Alors que les Pays, les PETR et les Territoires de projets contribuent à la rationalisation de la carte intercommunale, à une meilleure lisibilité de l'action publique, par une mutualisation des outils et des compétences : Quelle impulsion donnerez-vous en matière de politique d’aménagement du territoire ? Avec quels outils (appels à projets, contrats, crédits de droit commun...) ? Quelle place sera donnée aux territoires de projets et aux contrats de ruralité ? Quelle politique tiendrez-vous par rapport au maintien des fonds européens (notamment FEADER non agricoles) ? Comment relancez-vous la coopération ? Comment structurerez- vous l'administration sur ces questions ?

Nous sommes favorables à la coopération intercommunale lorsqu’elle peut permettre aux populations de trouver, si elles le souhaitent, des réponses à leurs besoins ou encore de mener des projets de solidarité entre communes voisines. En revanche, nous sommes opposés à l’intercommunalité imposée qui s’est mise en place à travers la réforme territoriale. Ces logiques autoritaires ne partent en effet pas des besoins ou des désirs des populations, mais leur imposent par le haut un cadre institutionnel dont elles ne veulent pas. Au nom de la « rationalisation », ce procédé provoque en réalité davantage d’inégalités, moins de démocratie et produit en lieu et place des soi-disant « économies d’échelle » des absurdités bureaucratiques qui nuisent à l’efficacité des services publics locaux.

C’est pourquoi, par souci démocratique, nous militons pour l’abrogation des lois de réforme territoriale. Plus généralement, nous voulons substituer à l’approche autoritaire et centralisatrice de l’Etat français, mais aussi aux politiques bureaucratiques qui visent à mettre en place des structures coupées des populations, une logique par le bas qui laisserait les populations libres de choisir elles-mêmes leurs cadres de coopération et disposerait surtout des moyens de les contrôler.

Alors que les Pays, les PETR et les Territoires de projets sont les interlocuteurs privilégiés des Métropoles pour le portage d'actions pour les coopérations urbain/rural : Quelle suite 

donnerez vous aux Pactes Etat/Métropoles ? Quelles propositions ferez vous en faveur de l'Alliance des Territoires ?

D’une manière générale, nous sommes hostiles à la création par le haut d’institutions territoriales non élues. Nous sommes aussi opposés aux politiques de métropolisation qui ne peuvent aboutir qu’à dévitaliser encore un peu plus les territoires et ne croyons pas qu’il puisse y avoir une politique de « bonne métropolisation », qui puisse constituer un rempart face aux effets délétères que porte nécessairement ce type de politique néo-libérale.

Nous sommes aussi hostiles aux logiques de contractualisation qui n’ont d’autre objets que de mettre en concurrence les territoires afin de les asservir aux politiques néo-libérales qui sont imposées par le haut. Nous sommes donc partisans de substituer une logique de dotation aux politiques de contractualisation.

Alors que les Pays, les PETR et les Territoires de projets, avec leurs Conseils de développement mobilisent les acteurs de la société civile sur le territoire : Comment soutiendrez vous la démocratie de proximité ? Par quels moyens ?

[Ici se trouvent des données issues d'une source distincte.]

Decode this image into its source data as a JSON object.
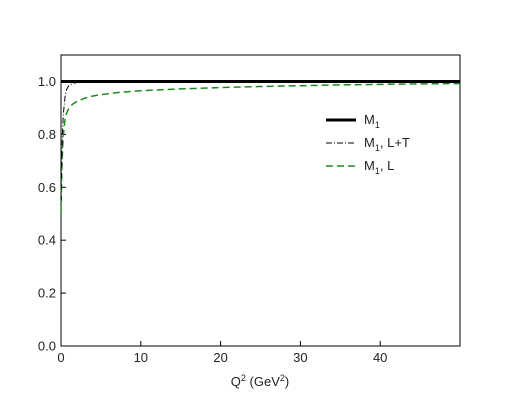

La première mesure de soutien à la démocratie de proximité est d’abroger la réforme territoriale, en particulier pour rétablir la clause de compétence générale, supprimer l’intercommunalité obligée et revenir sur les nouvelles cartes régionales et départementales, en laissant les populations maîtres du choix de leur espace de rattachement. Par ailleurs, nous soutenons toutes les expériences de démocratie par le bas : budgets participatifs, assemblée générale de village, conseils de hameaux etc.

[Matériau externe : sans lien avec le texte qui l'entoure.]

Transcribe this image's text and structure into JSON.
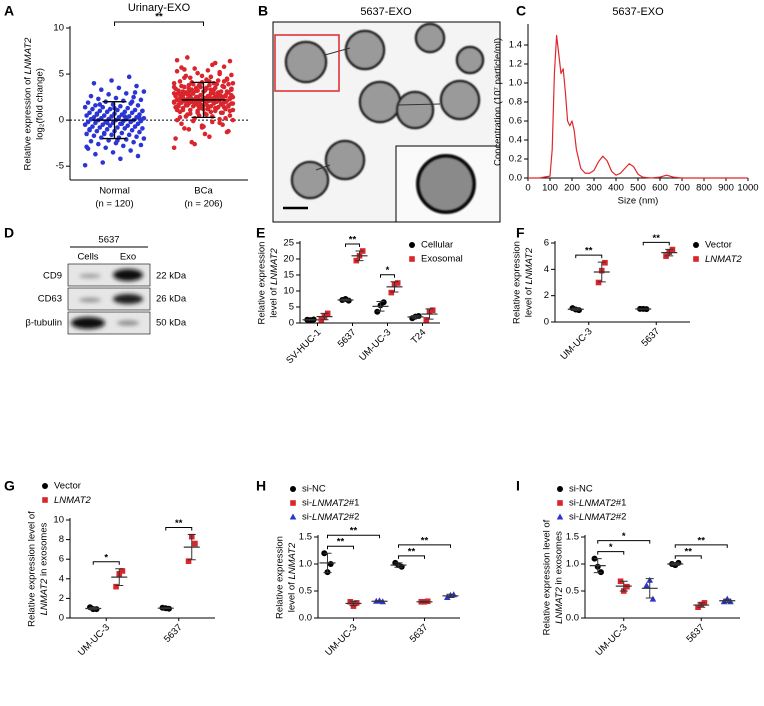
{
  "chart_data": [
    {
      "panel": "A",
      "type": "strip",
      "title": "Urinary-EXO",
      "ylabel": [
        "Relative expression of LNMAT2",
        "log₂(fold change)"
      ],
      "categories": [
        "Normal",
        "BCa"
      ],
      "category_notes": [
        "(n = 120)",
        "(n = 206)"
      ],
      "significance": "**",
      "hline": 0,
      "ylim": [
        -6.5,
        10
      ],
      "yticks": [
        -5,
        0,
        5,
        10
      ],
      "groups": [
        {
          "color": "#2b35d6",
          "mean": 0,
          "sd": 2.0,
          "values": [
            -4.9,
            -4.6,
            -4.2,
            -3.9,
            -3.7,
            -3.5,
            -3.3,
            -3.1,
            -3.0,
            -2.8,
            -2.7,
            -2.6,
            -2.5,
            -2.4,
            -2.3,
            -2.2,
            -2.1,
            -2.0,
            -1.9,
            -1.9,
            -1.8,
            -1.7,
            -1.6,
            -1.6,
            -1.5,
            -1.4,
            -1.4,
            -1.3,
            -1.2,
            -1.2,
            -1.1,
            -1.0,
            -1.0,
            -0.9,
            -0.9,
            -0.8,
            -0.8,
            -0.7,
            -0.7,
            -0.6,
            -0.6,
            -0.5,
            -0.5,
            -0.4,
            -0.4,
            -0.3,
            -0.3,
            -0.2,
            -0.2,
            -0.2,
            -0.1,
            -0.1,
            0.0,
            0.0,
            0.0,
            0.1,
            0.1,
            0.1,
            0.2,
            0.2,
            0.3,
            0.3,
            0.3,
            0.4,
            0.4,
            0.5,
            0.5,
            0.6,
            0.6,
            0.7,
            0.7,
            0.8,
            0.8,
            0.9,
            0.9,
            1.0,
            1.0,
            1.1,
            1.1,
            1.2,
            1.2,
            1.3,
            1.4,
            1.4,
            1.5,
            1.6,
            1.6,
            1.7,
            1.8,
            1.9,
            2.0,
            2.1,
            2.2,
            2.3,
            2.4,
            2.5,
            2.6,
            2.8,
            2.9,
            3.1,
            3.3,
            3.5,
            3.7,
            4.0,
            4.3,
            4.7,
            -2.9,
            -1.5,
            -0.4,
            0.2,
            0.6,
            1.3,
            2.0,
            -1.1,
            -0.3,
            0.4,
            1.0,
            1.7,
            -2.2,
            3.0
          ]
        },
        {
          "color": "#d9252b",
          "mean": 2.2,
          "sd": 1.9,
          "values": [
            -3.0,
            -2.4,
            -1.8,
            -1.3,
            -0.9,
            -0.6,
            -0.3,
            0.0,
            0.2,
            0.4,
            0.5,
            0.6,
            0.7,
            0.8,
            0.9,
            1.0,
            1.0,
            1.1,
            1.1,
            1.2,
            1.2,
            1.3,
            1.3,
            1.4,
            1.4,
            1.5,
            1.5,
            1.5,
            1.6,
            1.6,
            1.7,
            1.7,
            1.7,
            1.8,
            1.8,
            1.8,
            1.9,
            1.9,
            1.9,
            2.0,
            2.0,
            2.0,
            2.0,
            2.1,
            2.1,
            2.1,
            2.2,
            2.2,
            2.2,
            2.2,
            2.3,
            2.3,
            2.3,
            2.4,
            2.4,
            2.4,
            2.5,
            2.5,
            2.5,
            2.6,
            2.6,
            2.6,
            2.7,
            2.7,
            2.8,
            2.8,
            2.9,
            2.9,
            3.0,
            3.0,
            3.1,
            3.1,
            3.2,
            3.2,
            3.3,
            3.4,
            3.4,
            3.5,
            3.6,
            3.7,
            3.8,
            3.9,
            4.0,
            4.1,
            4.2,
            4.4,
            4.6,
            4.8,
            5.0,
            5.3,
            5.6,
            6.0,
            6.4,
            6.8,
            -1.5,
            -0.5,
            0.3,
            0.8,
            1.3,
            1.8,
            2.1,
            2.4,
            2.7,
            3.1,
            3.6,
            4.3,
            -2.0,
            -0.1,
            0.9,
            1.6,
            2.0,
            2.3,
            2.6,
            3.0,
            3.5,
            4.0,
            4.9,
            -1.0,
            0.6,
            1.4,
            1.9,
            2.2,
            2.5,
            2.9,
            3.3,
            3.8,
            4.5,
            5.5,
            -0.8,
            0.1,
            1.1,
            1.7,
            2.1,
            2.4,
            2.8,
            3.2,
            3.7,
            4.2,
            5.1,
            6.2,
            0.0,
            0.7,
            1.5,
            2.0,
            2.4,
            2.7,
            3.0,
            3.4,
            3.9,
            4.7,
            -1.2,
            0.4,
            1.2,
            1.8,
            2.2,
            2.5,
            2.9,
            3.3,
            3.8,
            4.4,
            5.8,
            -0.4,
            0.5,
            1.3,
            1.9,
            2.3,
            2.6,
            3.1,
            3.6,
            4.1,
            5.2,
            6.5,
            -2.6,
            -0.2,
            1.0,
            1.6,
            2.1,
            2.5,
            2.8,
            3.2,
            3.5,
            4.0,
            4.6,
            5.4,
            0.2,
            1.1,
            1.7,
            2.2,
            2.6,
            2.9,
            3.3,
            3.9,
            4.8,
            -0.7,
            0.8,
            1.5,
            2.0,
            2.4,
            2.7,
            3.0,
            3.4,
            4.2,
            5.7,
            1.4,
            2.1,
            3.6
          ]
        }
      ]
    },
    {
      "panel": "C",
      "type": "line",
      "title": "5637-EXO",
      "xlabel": "Size (nm)",
      "ylabel": [
        "Concentration (10⁷ particle/ml)"
      ],
      "color": "#e0262b",
      "xlim": [
        0,
        1000
      ],
      "xticks": [
        0,
        100,
        200,
        300,
        400,
        500,
        600,
        700,
        800,
        900,
        1000
      ],
      "ylim": [
        0,
        1.6
      ],
      "yticks": [
        {
          "value": 0,
          "label": "0.0"
        },
        0.2,
        0.4,
        0.6,
        0.8,
        {
          "value": 1,
          "label": "1.0"
        },
        1.2,
        1.4
      ],
      "x": [
        0,
        50,
        100,
        110,
        120,
        130,
        140,
        150,
        160,
        170,
        180,
        190,
        200,
        210,
        220,
        240,
        260,
        280,
        300,
        320,
        340,
        360,
        380,
        400,
        420,
        440,
        460,
        480,
        500,
        520,
        560,
        600,
        630,
        660,
        700,
        800,
        900,
        1000
      ],
      "values": [
        0,
        0,
        0.02,
        0.3,
        1.1,
        1.5,
        1.3,
        1.1,
        1.15,
        0.9,
        0.6,
        0.55,
        0.6,
        0.5,
        0.3,
        0.1,
        0.05,
        0.05,
        0.08,
        0.17,
        0.23,
        0.18,
        0.07,
        0.03,
        0.05,
        0.1,
        0.15,
        0.12,
        0.04,
        0.01,
        0.0,
        0.01,
        0.03,
        0.01,
        0,
        0,
        0,
        0
      ]
    },
    {
      "panel": "E",
      "type": "dot",
      "ylabel": [
        "Relative expression",
        "level of LNMAT2"
      ],
      "legend": "upper right",
      "categories": [
        "SV-HUC-1",
        "5637",
        "UM-UC-3",
        "T24"
      ],
      "ylim": [
        0,
        25
      ],
      "yticks": [
        0,
        5,
        10,
        15,
        20,
        25
      ],
      "series": [
        {
          "name": "Cellular",
          "color": "#000000",
          "marker": "circle",
          "values": [
            [
              1.0,
              0.9,
              1.1
            ],
            [
              7.2,
              7.5,
              7.0
            ],
            [
              3.5,
              5.5,
              6.5
            ],
            [
              1.5,
              2.0,
              2.2
            ]
          ],
          "mean": [
            1.0,
            7.2,
            5.2,
            1.9
          ],
          "sd": [
            0.1,
            0.3,
            1.5,
            0.4
          ]
        },
        {
          "name": "Exosomal",
          "color": "#d9252b",
          "marker": "square",
          "values": [
            [
              1.0,
              2.0,
              3.0
            ],
            [
              19.5,
              21.0,
              22.5
            ],
            [
              9.5,
              12.0,
              12.5
            ],
            [
              1.0,
              3.5,
              4.0
            ]
          ],
          "mean": [
            2.0,
            21.0,
            11.3,
            2.8
          ],
          "sd": [
            1.0,
            1.5,
            1.6,
            1.6
          ],
          "sig": [
            null,
            "**",
            "*",
            null
          ]
        }
      ]
    },
    {
      "panel": "F",
      "type": "dot",
      "ylabel": [
        "Relative expression",
        "level of LNMAT2"
      ],
      "legend": "right",
      "categories": [
        "UM-UC-3",
        "5637"
      ],
      "ylim": [
        0,
        6
      ],
      "yticks": [
        0,
        2,
        4,
        6
      ],
      "series": [
        {
          "name": "Vector",
          "color": "#000000",
          "marker": "circle",
          "values": [
            [
              1.05,
              0.95,
              0.9
            ],
            [
              1.0,
              1.0,
              0.98
            ]
          ],
          "mean": [
            0.97,
            0.99
          ],
          "sd": [
            0.08,
            0.01
          ]
        },
        {
          "name": "LNMAT2",
          "color": "#d9252b",
          "marker": "square",
          "values": [
            [
              3.0,
              3.9,
              4.5
            ],
            [
              5.0,
              5.3,
              5.5
            ]
          ],
          "mean": [
            3.8,
            5.27
          ],
          "sd": [
            0.75,
            0.25
          ],
          "sig": [
            "**",
            "**"
          ]
        }
      ]
    },
    {
      "panel": "G",
      "type": "dot",
      "ylabel": [
        "Relative expression level of",
        "LNMAT2 in exosomes"
      ],
      "legend": "upper left",
      "categories": [
        "UM-UC-3",
        "5637"
      ],
      "ylim": [
        0,
        10
      ],
      "yticks": [
        0,
        2,
        4,
        6,
        8,
        10
      ],
      "series": [
        {
          "name": "Vector",
          "color": "#000000",
          "marker": "circle",
          "values": [
            [
              1.1,
              0.9,
              0.9
            ],
            [
              1.05,
              1.0,
              0.95
            ]
          ],
          "mean": [
            0.97,
            1.0
          ],
          "sd": [
            0.12,
            0.05
          ]
        },
        {
          "name": "LNMAT2",
          "color": "#d9252b",
          "marker": "square",
          "values": [
            [
              3.2,
              4.5,
              4.8
            ],
            [
              5.8,
              8.3,
              7.6
            ]
          ],
          "mean": [
            4.17,
            7.23
          ],
          "sd": [
            0.85,
            1.29
          ],
          "sig": [
            "*",
            "**"
          ]
        }
      ]
    },
    {
      "panel": "H",
      "type": "dot",
      "ylabel": [
        "Relative expression",
        "level of LNMAT2"
      ],
      "legend": "upper left",
      "categories": [
        "UM-UC-3",
        "5637"
      ],
      "ylim": [
        0,
        1.5
      ],
      "yticks": [
        {
          "value": 0,
          "label": "0.0"
        },
        0.5,
        {
          "value": 1,
          "label": "1.0"
        },
        1.5
      ],
      "series": [
        {
          "name": "si-NC",
          "color": "#000000",
          "marker": "circle",
          "values": [
            [
              1.2,
              0.85,
              1.0
            ],
            [
              1.02,
              0.98,
              0.95
            ]
          ],
          "mean": [
            1.02,
            0.98
          ],
          "sd": [
            0.18,
            0.04
          ]
        },
        {
          "name": "si-LNMAT2#1",
          "color": "#d9252b",
          "marker": "square",
          "values": [
            [
              0.3,
              0.22,
              0.28
            ],
            [
              0.3,
              0.3,
              0.31
            ]
          ],
          "mean": [
            0.27,
            0.3
          ],
          "sd": [
            0.04,
            0.01
          ],
          "sig": [
            "**",
            "**"
          ]
        },
        {
          "name": "si-LNMAT2#2",
          "color": "#2b35d6",
          "marker": "triangle",
          "values": [
            [
              0.31,
              0.32,
              0.3
            ],
            [
              0.38,
              0.42,
              0.43
            ]
          ],
          "mean": [
            0.31,
            0.41
          ],
          "sd": [
            0.01,
            0.03
          ],
          "sig": [
            "**",
            "**"
          ]
        }
      ]
    },
    {
      "panel": "I",
      "type": "dot",
      "ylabel": [
        "Relative expression level of",
        "LNMAT2 in exosomes"
      ],
      "legend": "upper left",
      "categories": [
        "UM-UC-3",
        "5637"
      ],
      "ylim": [
        0,
        1.5
      ],
      "yticks": [
        {
          "value": 0,
          "label": "0.0"
        },
        0.5,
        {
          "value": 1,
          "label": "1.0"
        },
        1.5
      ],
      "series": [
        {
          "name": "si-NC",
          "color": "#000000",
          "marker": "circle",
          "values": [
            [
              1.1,
              0.95,
              0.85
            ],
            [
              1.0,
              0.98,
              1.02
            ]
          ],
          "mean": [
            0.97,
            1.0
          ],
          "sd": [
            0.13,
            0.02
          ]
        },
        {
          "name": "si-LNMAT2#1",
          "color": "#d9252b",
          "marker": "square",
          "values": [
            [
              0.68,
              0.5,
              0.58
            ],
            [
              0.2,
              0.25,
              0.28
            ]
          ],
          "mean": [
            0.59,
            0.24
          ],
          "sd": [
            0.09,
            0.04
          ],
          "sig": [
            "*",
            "**"
          ]
        },
        {
          "name": "si-LNMAT2#2",
          "color": "#2b35d6",
          "marker": "triangle",
          "values": [
            [
              0.6,
              0.7,
              0.35
            ],
            [
              0.3,
              0.35,
              0.3
            ]
          ],
          "mean": [
            0.55,
            0.32
          ],
          "sd": [
            0.18,
            0.03
          ],
          "sig": [
            "*",
            "**"
          ]
        }
      ]
    }
  ],
  "image_panel": {
    "panel": "B",
    "title": "5637-EXO"
  },
  "blot": {
    "panel": "D",
    "cell_line": "5637",
    "lanes": [
      "Cells",
      "Exo"
    ],
    "rows": [
      {
        "label": "CD9",
        "size": "22 kDa"
      },
      {
        "label": "CD63",
        "size": "26 kDa"
      },
      {
        "label": "β-tubulin",
        "size": "50 kDa"
      }
    ]
  }
}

Plus généralement, nous ne sommes pas favorables à une démocratie qui ne concernerait que « les acteurs de la société civile », ce qui dans la novlangue néo-libérale ne concerne en réalité guère que le patronat et les élus. Nous militons au contraire pour une démocratisation de l’ensemble de la société, qui rende à la population sa capacité à décider de ses propres choix, non seulement dans la sphère proprement institutionnelle, mais aussi dans l’ensemble de la vie économique et sociale, ce qui suppose en particulier que la démocratie ne s’arrête plus à la porte des entreprises afin de donner une réalité concrète à notre slogan de campagne : « nos vies, pas leurs profits ! ».